AI Summary and Description: Yes

**Summary:** The provided text discusses advancements in Google’s AI offerings, particularly focusing on how enterprises are transitioning from generative AI experimentation to production, with significant improvements in API usage, model performance, and cost reductions. Key updates include enhancements to Gemini models, controlled generation capabilities, and increased support for data residency, addressing both efficiency and responsiveness to customer needs.

**Detailed Description:**
The text presents significant developments announced during the “Gemini at Work” event by Google, indicating a clear trend of enterprises increasingly adopting generative AI technologies for real-world applications. The discussion emphasizes the following crucial points:

– **Transition from Experimentation to Production:**
– 61% of enterprises are now deploying generative AI use cases in production.
– Notable companies are utilizing Google’s Gemini and Imagen APIs, resulting in dramatic increases in usage (36x for Gemini and 5x for Imagen).

– **Enhancements to Gemini Models:**
– Launch of Gemini 1.5 Pro and Flash models with improved performance metrics.
– A specific focus on reducing latency (up to 2.5x faster than previous iterations) while enhancing computational capabilities for complex tasks.

– **Cost Efficiency:**
– Updates to Gemini 1.5 Pro promise a 50% reduction in costs, emphasizing Google’s intent to democratize access to AI technologies.

– **Applications Across Industries:**
– Case studies indicate diverse applications such as healthcare (predicting disease), finance (fraud detection), and retail (customer personalization).

– **New Features in Imagen Models:**
– Imagen 3 capable of producing images 40% faster, with improved functionality for customization and built-in safety features, such as watermarking to enhance IP protection.

– **Controlled Generation and Customization:**
– Introduction of Controlled Generation features providing enterprises the ability to specify output formats tailored to their needs.
– Upcoming capabilities for fine-tuning and prompt optimization that simplify developers’ workflows significantly.

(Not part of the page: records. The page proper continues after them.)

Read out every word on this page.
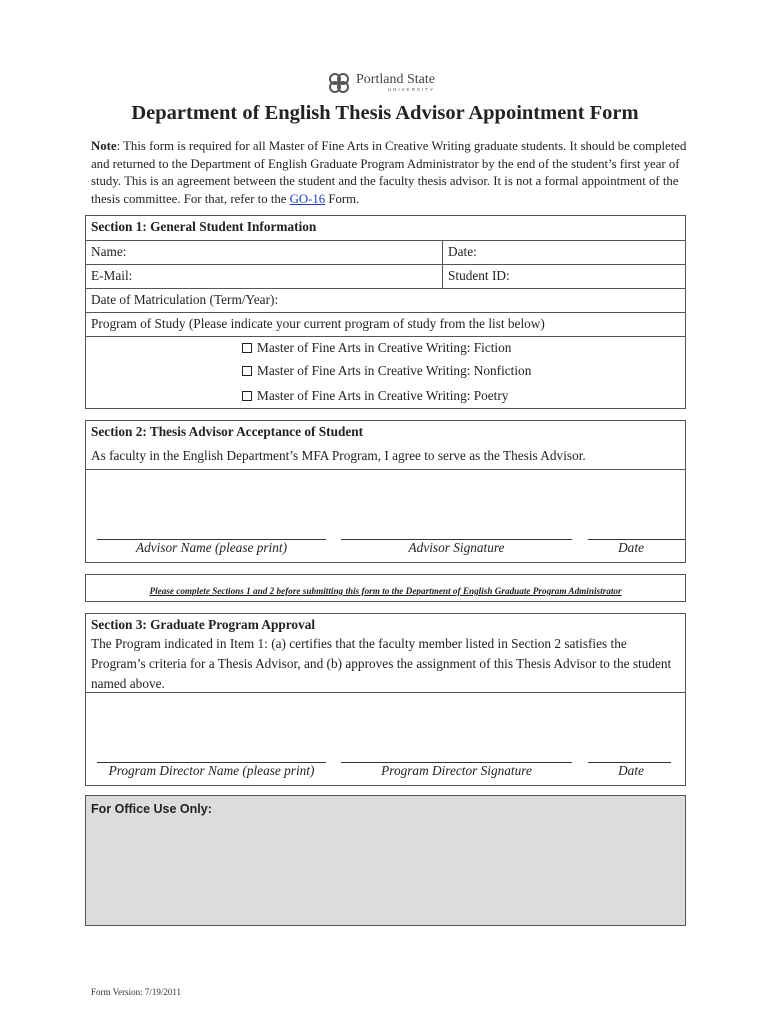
Portland State
UNIVERSITY
Department of English Thesis Advisor Appointment Form
Note: This form is required for all Master of Fine Arts in Creative Writing graduate students. It should be completed and returned to the Department of English Graduate Program Administrator by the end of the student’s first year of study. This is an agreement between the student and the faculty thesis advisor. It is not a formal appointment of the thesis committee. For that, refer to the GO-16 Form.
Section 1: General Student Information
Name:	Date:
E-Mail:	Student ID:
Date of Matriculation (Term/Year):
Program of Study (Please indicate your current program of study from the list below)
Master of Fine Arts in Creative Writing: Fiction
Master of Fine Arts in Creative Writing: Nonfiction
Master of Fine Arts in Creative Writing: Poetry
Section 2: Thesis Advisor Acceptance of Student
As faculty in the English Department’s MFA Program, I agree to serve as the Thesis Advisor.
Advisor Name (please print)	Advisor Signature	Date
Please complete Sections 1 and 2 before submitting this form to the Department of English Graduate Program Administrator
Section 3: Graduate Program Approval
The Program indicated in Item 1: (a) certifies that the faculty member listed in Section 2 satisfies the Program’s criteria for a Thesis Advisor, and (b) approves the assignment of this Thesis Advisor to the student named above.
Program Director Name (please print)	Program Director Signature	Date
For Office Use Only:
Form Version: 7/19/2011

– **Data Residency and Compliance:**
– New commitments to data residency ensure that enterprises can store and process data in specified geographic regions, aligning with regulatory and compliance needs.

– **Customer-Centric Developments:**
– The text highlights Google’s responsiveness to direct customer feedback, focusing on enhancing the user experience in deploying and utilizing AI solutions.

This content illustrates how enterprises can navigate the complexities of AI implementation while addressing critical concerns related to performance, cost, reliability, and compliance in their generative AI investments. Security professionals in these domains will find the advancements noteworthy as they can significantly impact how businesses can innovate and leverage AI technologies securely and effectively.